Selen project abstract
Relation Extraction applied to articles related to the Immune System
Information extraction methods have been applied to bioinformatics in several different ways, such as gene/protein entity recognition, identifying protein-protein interactions, gene-disease interactions and so on. However, to my knowledge, the interactions between immune system components have not been investigated enough within the information extraction domain.
The most recent work along this line is of Shen-Orr et al.’s where they link 6 cell types and 38 cytokines (signaling proteins that has crucial importance in immune system) by automatically extracting the information from PubMed abstracts. However, they don’t represent further knowledge such as up/down regulation, which I believe has higher importance than just knowing whether a relationship exists.

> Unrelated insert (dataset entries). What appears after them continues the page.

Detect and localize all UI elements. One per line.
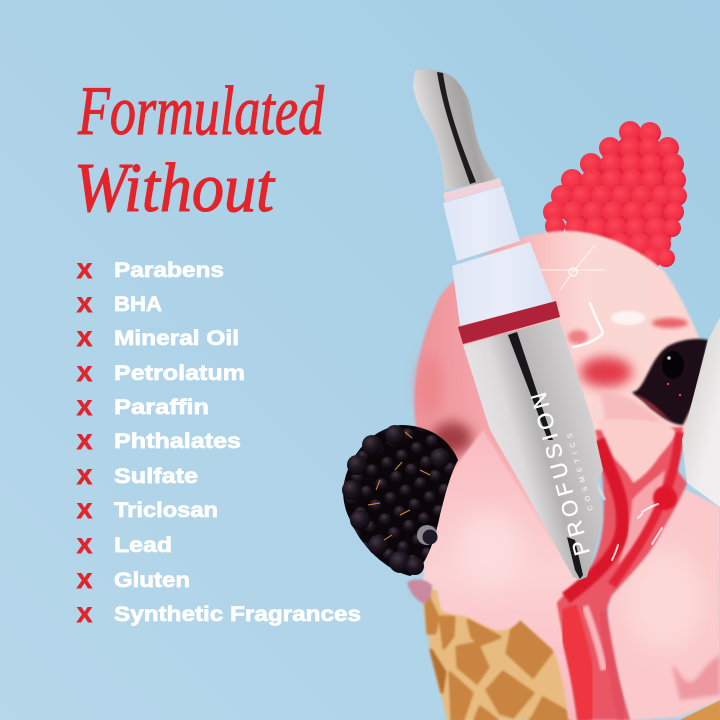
item: Phthalates: X: [77, 431, 92, 454]
item: Parabens: X: [77, 260, 92, 283]
silver body: [463, 319, 603, 580]
product: applicator pen with cap: [413, 69, 603, 580]
item: Synthetic Fragrances: Synthetic Fragrances: [114, 603, 361, 626]
item: Parabens: Parabens: [114, 259, 224, 282]
small blackberry, right: [632, 339, 708, 425]
wide cap: [452, 242, 553, 326]
white neck: [443, 186, 520, 261]
title: Formulated Without: Without: [74, 150, 275, 227]
item: Phthalates: [77, 430, 241, 454]
item: Synthetic Fragrances: X: [77, 604, 92, 627]
waffle cone: [422, 585, 720, 720]
item: Lead: X: [77, 535, 92, 558]
red band: [458, 301, 560, 344]
item: Lead: [77, 534, 172, 558]
brand: COSMETICS: COSMETICS: [567, 432, 595, 511]
large blackberry: [342, 425, 458, 576]
item: Petrolatum: Petrolatum: [114, 362, 245, 385]
brand: PROFUSION: PROFUSION: [526, 390, 595, 558]
gloss: [612, 504, 662, 560]
lower right scoop: [607, 490, 720, 720]
melted red patches: [580, 357, 632, 387]
item: Lead: Lead: [114, 534, 172, 557]
item: Phthalates: Phthalates: [114, 430, 241, 453]
item: Petrolatum: [77, 362, 245, 386]
item: Sulfate: X: [77, 466, 92, 489]
item: BHA: X: [77, 294, 92, 317]
item: Parabens: [77, 259, 224, 283]
item: Triclosan: Triclosan: [114, 499, 218, 522]
ice cream: lower scoops: [407, 430, 720, 720]
item: Gluten: [77, 569, 190, 593]
list of excluded ingredients: [77, 259, 361, 627]
second pen, right edge: [682, 317, 720, 507]
item: Mineral Oil: Mineral Oil: [114, 327, 239, 350]
item: Triclosan: [77, 499, 218, 523]
stream right: [612, 432, 680, 585]
title: Formulated Without: Formulated: [77, 73, 325, 150]
item: Sulfate: [77, 465, 198, 489]
item: BHA: BHA: [114, 293, 162, 316]
item: Triclosan: X: [77, 500, 92, 523]
title: Formulated Without: [74, 73, 325, 227]
pale middle island: [618, 470, 665, 565]
lower left scoop: [422, 430, 580, 720]
item: Paraffin: [77, 396, 209, 420]
item: Mineral Oil: X: [77, 328, 92, 351]
item: BHA: [77, 293, 162, 317]
item: Sulfate: Sulfate: [114, 465, 198, 488]
berry stain: [407, 579, 432, 604]
item: Paraffin: Paraffin: [114, 396, 209, 419]
black stripe: [508, 332, 553, 440]
stream left: [566, 440, 623, 598]
item: Petrolatum: X: [77, 363, 92, 386]
item: Gluten: Gluten: [114, 569, 190, 592]
red syrup: [557, 419, 687, 720]
cream island: [597, 419, 677, 483]
lower stream: [565, 608, 590, 720]
ice cream: top scoop: [414, 231, 700, 720]
item: Mineral Oil: [77, 327, 239, 351]
item: Gluten: X: [77, 570, 92, 593]
syrup base: [557, 427, 687, 720]
item: Paraffin: X: [77, 397, 92, 420]
silver tip: [413, 69, 496, 190]
waffle cells: [425, 590, 570, 720]
pink collar: [443, 178, 502, 202]
raspberry: [543, 121, 687, 268]
glossy highlights: [573, 303, 603, 347]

My goal is to extract information from PubMed abstracts to come up with a directed network that is comprehensive in the sense that it captures pairwise interactions between various immune system components, such as cytokines (Il2, Il4 etc), cells (T cells, B cells, macrophages...). Immune system is highly complex in its behavior, and I believe that such a network will be extremely useful for many biologists, and computer scientists working in bioinformatics.
However there are several problems implicit in this task: A. How to identify components B. How to extract relations between components
If we limit the scope of the problem by explicitly using a dictionary of the components, then the problem reduces to finding out if a relation exists between them, and if so what type of relation exists by which of the components.
I plan to use one of the following methods to extract relations: SVMs or CRFs. CRFs can be applied to this task to both extract a relation and identify what kind of a relationship it is, (does it upregulate or downregulate). I am planning to use a hierarchical CRF, although I don’t yet know the type of hierarchy implicit in the problem. SVMs can also be used with a clever choice of kernel and feature sets. Although I haven’t figured out exactly what kind of features I will be using, possible feature sets are, proximity to an entity that has digits, dashes, parenthesis or mixed cases, or certain other domain specific features.
Training sets can be obtained from past challenges such as LLL05 challenge. The method will be evaluated based on its f-measure. It will then be applied to PubMed abstracts that has the keywords, immune response, innate/adaptive immunity or other related words and results will be compared to those of Shen-Orr et al.’s.
I might be working with Siddharth in this project.
Shen-Orr SS, Goldberger O, Garten Y, Rosenberg-Hasson Y, Lovelace PA, Hirschberg DL, Altman RB, Davis MM, Butte AJ. Towards a cytokine-cell interaction knowledgebase of the adaptive immune system. Pac Symp Biocomput. 2009; 439–450.